Je me suis souvent amusé, ainsi, à faire des conférences où j’enchaînais les questions et où c’est seulement à la fin que je refermais les parenthèses en rafale. Cela, c’était pour la structure des conférences, et il y avait une sorte de grand bonheur à finalement clore, dans l’ordre, les différents chapitres, à donner tout d’un coup la réponse à des questions j’avais posées. Comme une succession de petites catharsis qui, donc, apportaient toute une série de soulagements successifs (j’invite évidemment à lire ou à relire la Poétique d’Aristote, où ce dernier explique que la chute d’une histoire, le dénouement, doit apporter un soulagement moral en même temps qu’il élève l’âme).

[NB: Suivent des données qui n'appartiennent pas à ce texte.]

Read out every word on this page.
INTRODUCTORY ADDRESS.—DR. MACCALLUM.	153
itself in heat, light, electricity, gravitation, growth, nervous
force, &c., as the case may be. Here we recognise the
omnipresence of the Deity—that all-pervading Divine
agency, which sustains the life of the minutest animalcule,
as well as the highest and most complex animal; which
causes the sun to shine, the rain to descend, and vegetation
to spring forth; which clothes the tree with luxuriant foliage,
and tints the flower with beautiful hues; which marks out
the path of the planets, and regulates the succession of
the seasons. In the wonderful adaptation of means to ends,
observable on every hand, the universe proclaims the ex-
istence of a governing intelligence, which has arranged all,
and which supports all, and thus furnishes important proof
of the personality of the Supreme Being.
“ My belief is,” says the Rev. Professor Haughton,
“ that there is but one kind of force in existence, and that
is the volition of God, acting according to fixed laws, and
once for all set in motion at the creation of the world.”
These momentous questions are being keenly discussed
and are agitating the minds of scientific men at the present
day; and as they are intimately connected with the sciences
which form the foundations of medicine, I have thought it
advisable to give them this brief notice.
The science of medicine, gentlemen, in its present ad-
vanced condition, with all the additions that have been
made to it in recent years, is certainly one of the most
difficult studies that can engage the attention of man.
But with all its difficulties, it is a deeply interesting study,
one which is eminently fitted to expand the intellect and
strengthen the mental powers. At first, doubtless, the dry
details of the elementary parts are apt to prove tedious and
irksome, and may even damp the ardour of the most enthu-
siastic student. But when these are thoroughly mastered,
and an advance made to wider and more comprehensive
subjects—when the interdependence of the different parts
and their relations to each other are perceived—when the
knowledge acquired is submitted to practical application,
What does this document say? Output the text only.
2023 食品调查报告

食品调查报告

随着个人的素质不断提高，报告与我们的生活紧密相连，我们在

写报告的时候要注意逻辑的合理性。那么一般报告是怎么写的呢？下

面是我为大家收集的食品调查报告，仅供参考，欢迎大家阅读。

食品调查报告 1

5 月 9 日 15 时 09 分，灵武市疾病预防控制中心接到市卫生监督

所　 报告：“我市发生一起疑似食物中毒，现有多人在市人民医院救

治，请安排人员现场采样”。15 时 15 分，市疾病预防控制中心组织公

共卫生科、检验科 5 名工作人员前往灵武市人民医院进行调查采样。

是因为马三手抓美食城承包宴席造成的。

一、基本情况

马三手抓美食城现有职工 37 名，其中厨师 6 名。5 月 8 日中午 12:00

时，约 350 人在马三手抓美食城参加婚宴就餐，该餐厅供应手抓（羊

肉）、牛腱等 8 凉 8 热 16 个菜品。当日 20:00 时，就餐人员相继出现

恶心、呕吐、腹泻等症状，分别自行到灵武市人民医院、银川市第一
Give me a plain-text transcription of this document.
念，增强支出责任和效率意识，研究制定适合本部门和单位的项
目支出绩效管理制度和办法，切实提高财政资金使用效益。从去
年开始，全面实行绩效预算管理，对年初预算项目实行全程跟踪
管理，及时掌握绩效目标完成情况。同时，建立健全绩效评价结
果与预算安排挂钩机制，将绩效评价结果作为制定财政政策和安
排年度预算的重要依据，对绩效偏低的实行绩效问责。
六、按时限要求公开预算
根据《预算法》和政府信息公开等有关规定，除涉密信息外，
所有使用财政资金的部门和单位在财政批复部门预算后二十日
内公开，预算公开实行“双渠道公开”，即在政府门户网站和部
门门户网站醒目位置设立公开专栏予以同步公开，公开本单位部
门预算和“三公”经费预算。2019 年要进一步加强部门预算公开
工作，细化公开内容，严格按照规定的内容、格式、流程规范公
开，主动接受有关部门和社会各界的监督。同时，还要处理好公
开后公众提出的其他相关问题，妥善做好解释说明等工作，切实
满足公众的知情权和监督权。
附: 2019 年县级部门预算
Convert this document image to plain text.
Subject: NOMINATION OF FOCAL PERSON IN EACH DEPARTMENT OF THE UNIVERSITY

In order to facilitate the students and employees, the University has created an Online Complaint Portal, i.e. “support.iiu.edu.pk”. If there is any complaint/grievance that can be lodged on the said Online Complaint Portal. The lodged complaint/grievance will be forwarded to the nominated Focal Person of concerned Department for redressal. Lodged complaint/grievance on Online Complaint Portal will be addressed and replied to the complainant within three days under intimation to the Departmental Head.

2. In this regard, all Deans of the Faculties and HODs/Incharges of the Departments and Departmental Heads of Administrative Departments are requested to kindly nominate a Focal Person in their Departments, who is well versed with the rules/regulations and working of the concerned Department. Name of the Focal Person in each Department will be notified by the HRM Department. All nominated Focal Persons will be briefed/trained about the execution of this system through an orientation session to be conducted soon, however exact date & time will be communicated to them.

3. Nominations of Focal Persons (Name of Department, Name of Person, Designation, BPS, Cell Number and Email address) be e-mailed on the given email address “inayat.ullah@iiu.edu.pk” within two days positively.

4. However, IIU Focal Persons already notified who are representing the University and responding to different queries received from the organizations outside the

Mais, en cours de route, il y avait aussi des questions étincelles, ces questions dont j’espère toujours qu’elles parviendront à enflammer le brasier intérieur de mes interlocuteurs. À cette évocation de brasier intérieur, il faut que je rappelle cette idée due au moins à Aristophane : enseigner, ce n’est pas emplir une cruche, mais allumer un brasier. Le problème de l’enseignement, c’est que nous ne savons pas à l’avance quel brasier va s’enflammer et que nous devons donc faire feu de tout bois (sans jeu de mot) pour avoir une chance de mettre nos amis sur une voie très positive, leur propre voie, celle de leurs recherches personnelles.
On voit que la question des questions est très belle, et mériterait est bien plus discutée dans l’enseignement.